Anche in quest’ipotesi, pure ammettendo che colui che nacque come
S. A. R. Vittorio Emanuele di Savoia, principe di Napoli, non fosse ancor
prima decaduto dalla successione al trono per le inequivocabili manifestazioni
di volontà di S. M. re Umberto II, si è consentito il rientro
in Italia dei discendenti dell’ultimo, compianto, re d’Italia
solo a seguito della dichiarazione di fedeltà alla repubblica italiana
da parte di Vittorio ed Emanale Filiberto di Savoia e, quindi, di pubblica
rinuncia ai diritti di pretenzione.
Per chiarezza, ciascuna Casa Sovrana che abbia esercitato la sovranità
su tutto o parte il territorio della penisola italiana vanta gli stessi
diritti su di esso.
Questa lunga premessa vale a dimostrare l’assunto secondo cui,
per il diritto internazionale, la concessione nobiliare prescinde da rapporti
costituiti con la cosa pubblica e con la Patria di appartenenza del concessionario,
per essere riservata a persone distintesi per azioni rivolte a favore
della Casa Sovrana, per atti indipendenti di valore e di carità
o per il riconoscimento di benemerenze, conseguite privatamente o pubblicamente,
che abbiano toccato la sensibilità del principe pretendente.

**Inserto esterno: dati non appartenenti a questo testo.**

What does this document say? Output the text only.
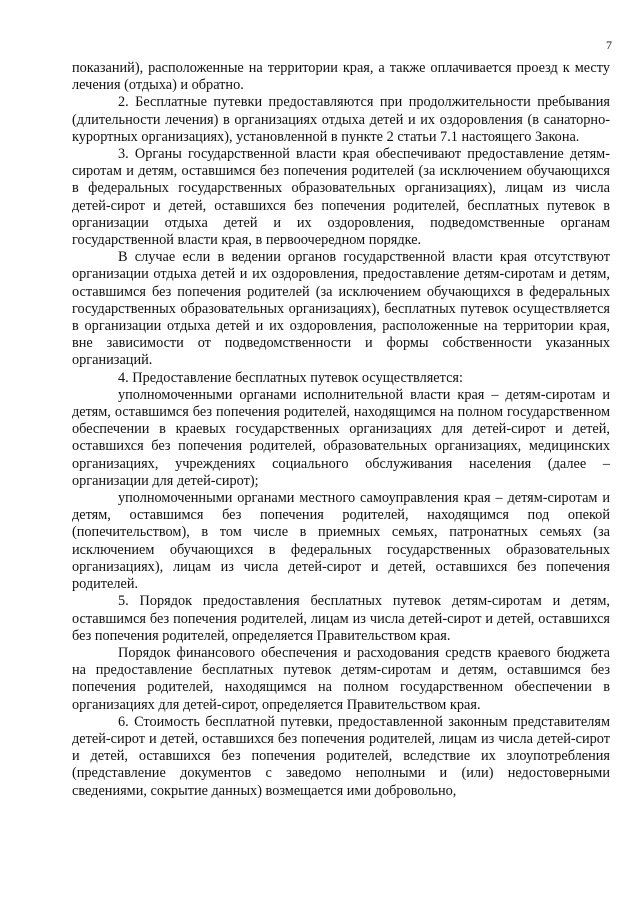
7

показаний), расположенные на территории края, а также оплачивается проезд к месту лечения (отдыха) и обратно.

2. Бесплатные путевки предоставляются при продолжительности пребывания (длительности лечения) в организациях отдыха детей и их оздоровления (в санаторно-курортных организациях), установленной в пункте 2 статьи 7.1 настоящего Закона.

3. Органы государственной власти края обеспечивают предоставление детям-сиротам и детям, оставшимся без попечения родителей (за исключением обучающихся в федеральных государственных образовательных организациях), лицам из числа детей-сирот и детей, оставшихся без попечения родителей, бесплатных путевок в организации отдыха детей и их оздоровления, подведомственные органам государственной власти края, в первоочередном порядке.

В случае если в ведении органов государственной власти края отсутствуют организации отдыха детей и их оздоровления, предоставление детям-сиротам и детям, оставшимся без попечения родителей (за исключением обучающихся в федеральных государственных образовательных организациях), бесплатных путевок осуществляется в организации отдыха детей и их оздоровления, расположенные на территории края, вне зависимости от подведомственности и формы собственности указанных организаций.

4. Предоставление бесплатных путевок осуществляется:

уполномоченными органами исполнительной власти края – детям-сиротам и детям, оставшимся без попечения родителей, находящимся на полном государственном обеспечении в краевых государственных организациях для детей-сирот и детей, оставшихся без попечения родителей, образовательных организациях, медицинских организациях, учреждениях социального обслуживания населения (далее – организации для детей-сирот);

уполномоченными органами местного самоуправления края – детям-сиротам и детям, оставшимся без попечения родителей, находящимся под опекой (попечительством), в том числе в приемных семьях, патронатных семьях (за исключением обучающихся в федеральных государственных образовательных организациях), лицам из числа детей-сирот и детей, оставшихся без попечения родителей.

5. Порядок предоставления бесплатных путевок детям-сиротам и детям, оставшимся без попечения родителей, лицам из числа детей-сирот и детей, оставшихся без попечения родителей, определяется Правительством края.

Порядок финансового обеспечения и расходования средств краевого бюджета на предоставление бесплатных путевок детям-сиротам и детям, оставшимся без попечения родителей, находящимся на полном государственном обеспечении в организациях для детей-сирот, определяется Правительством края.

6. Стоимость бесплатной путевки, предоставленной законным представителям детей-сирот и детей, оставшихся без попечения родителей, лицам из числа детей-сирот и детей, оставшихся без попечения родителей, вследствие их злоупотребления (представление документов с заведомо неполными и (или) недостоверными сведениями, сокрытие данных) возмещается ими добровольно,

Pertanto, una casata principesca, già sovrana, mantiene sempre
il carattere di dinastia, il cui attuale Capo di Nome e d’Arme conserva
titoli, prerogative e spettanze dell’ultimo sovrano spodestato,
con il nome di principe pretendente, abbia ora il trattamento di Altezza
Imperiale, Altezza Reale o di Altezza Serenissima.
In Italia, le Case Sovrane con queste prerogative sono diverse. Ricordiamo,
fra le altre:
Savoia – Aosta;
Asburgo – Lorena;
Asburgo d’Austria d’Este;
Borbone – Parma;
Paternuense - Balearide;
d’Altavilla ( seu d’Hauteville ) Sicilia - Napoli;
Amoriense d'Aragona;
Angelo Comneno di Costantinopoli;
Paleologo di Bisanzio;
Focas Flavio Angelo Ducas Comneno De Curtis di Bisanzio Gagliardi.
Sul trono dello Stato Vaticano c’è Sua Santità il
Romano Pontefice.
Quindi, la giurisprudenza italiana degli scorsi decenni ha statuito che
i discendenti di qualsivoglia dinastia non debellata posseggono la fons
honorum, e se è pur vero che le sentenze fanno stato solamente
fra le parti, i loro eredi o aventi causa, è altrettanto indiscutibile
il valore di precedente che le decisioni assumono nei confronti d’ogni
caso analogo rispetto a una determinata dinastia.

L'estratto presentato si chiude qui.